= Glenorn =

Pastoral lease in Western Australia

Glenorn is a pastoral lease that has operated as both a sheep and cattle station. It is located about 40 km south east of Leonora and 33 km north east of Kookynie in the Goldfields of Western Australia,

The Laverton to Leonora railway passes through the property and had five of its stops being located within the station boundaries.

Initially established by the Horan brothers, who were butchers, in about 1903, the station was running cattle along with a small flock of sheep. The Horans were the first to take up pastoral pursuits in the area, which was mostly a gold mining centre. They noted that the area was rich in mulga and saltbush year round with abundant natural grasses following rain.

The property was carrying a flock of about 2,000 sheep in 1921.

Sold by the Horan brothers before 1924, the station was bought by the Foulkes-Taylor brothers, E. L. Lefroy and L. Manning, who together formed the Mt. Malcolm Pastoral Company. In 1925 the station occupied and area of 250000 acre and was running approximately 10,000 sheep and was fully enclosed in vermin-proof fencing. So impressed with the country, the men also bought another 300000 acre of adjoining country to the north that surrounded the town of Morgans, which was carrying 1,400 head of cattle and was sold to them by David Dicks of the Boulder Meat supply. This property, known as Mernong, gave the company a fairly compact block in excess of half a million acres.
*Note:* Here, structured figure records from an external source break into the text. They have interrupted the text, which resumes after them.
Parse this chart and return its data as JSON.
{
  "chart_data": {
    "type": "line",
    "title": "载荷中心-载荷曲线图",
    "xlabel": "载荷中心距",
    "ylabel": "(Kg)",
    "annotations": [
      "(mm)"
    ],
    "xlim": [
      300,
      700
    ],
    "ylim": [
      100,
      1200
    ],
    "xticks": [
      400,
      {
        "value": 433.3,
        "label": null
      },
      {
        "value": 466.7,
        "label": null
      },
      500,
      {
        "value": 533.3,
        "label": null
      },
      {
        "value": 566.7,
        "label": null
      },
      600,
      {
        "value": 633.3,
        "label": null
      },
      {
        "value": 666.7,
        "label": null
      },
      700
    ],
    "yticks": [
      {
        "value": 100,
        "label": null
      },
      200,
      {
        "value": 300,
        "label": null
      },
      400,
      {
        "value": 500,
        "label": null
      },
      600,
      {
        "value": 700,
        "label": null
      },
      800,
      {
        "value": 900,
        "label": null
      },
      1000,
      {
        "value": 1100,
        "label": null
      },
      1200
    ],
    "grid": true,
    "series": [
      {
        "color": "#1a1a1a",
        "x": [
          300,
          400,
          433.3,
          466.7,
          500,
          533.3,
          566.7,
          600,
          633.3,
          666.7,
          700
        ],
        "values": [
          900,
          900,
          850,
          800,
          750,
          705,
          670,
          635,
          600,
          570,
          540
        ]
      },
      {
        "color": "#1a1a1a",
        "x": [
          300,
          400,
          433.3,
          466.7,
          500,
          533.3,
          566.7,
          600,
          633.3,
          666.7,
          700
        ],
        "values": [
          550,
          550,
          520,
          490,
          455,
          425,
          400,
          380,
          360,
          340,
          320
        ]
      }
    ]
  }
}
One of the company directors, Chas Taylor, was managing the station in 1924.

By 1928 the flock size had been increased to 12,000 sheep with Lefroy and Foulkes-Taylor introducing Peppin blood rams from the Tootra and Cranmore park studs into the flock. The sheep were in splendid condition following a good season.
The station manager, Chas Foulkes-Taylor, left in 1928 to take up Yuin Station in the Murchison region.

Selling 91 bales of wool at the Perth wool sales in 1929, Glenorn wool attracted an average price of about 12 1/2 d. per pound. Following up with 222 bales in 1930 the average price was lower across the whole market and Glenorn wool attracted an average price of about 11d. per pound.

A good clip was produced in 1949 when a total of 12,245 sheep including 3,084 lambs were shorn to produce 322 bales; the flock size in 1950 was only 3,572 sheep that were shorn in May to yield 89 bales of wool.

In 1954 10 bales of AAA combings attracted a price of 114d. per pound.

Glenorn is currently owned by Minara Resources, along with three other nearby properties: Nambi, Yundamindera and Minara Stations. In 2012 Glenorn and Nambi were running approximately 1,700 head of cattle. By 2016 all four stations were running a herd of cattle.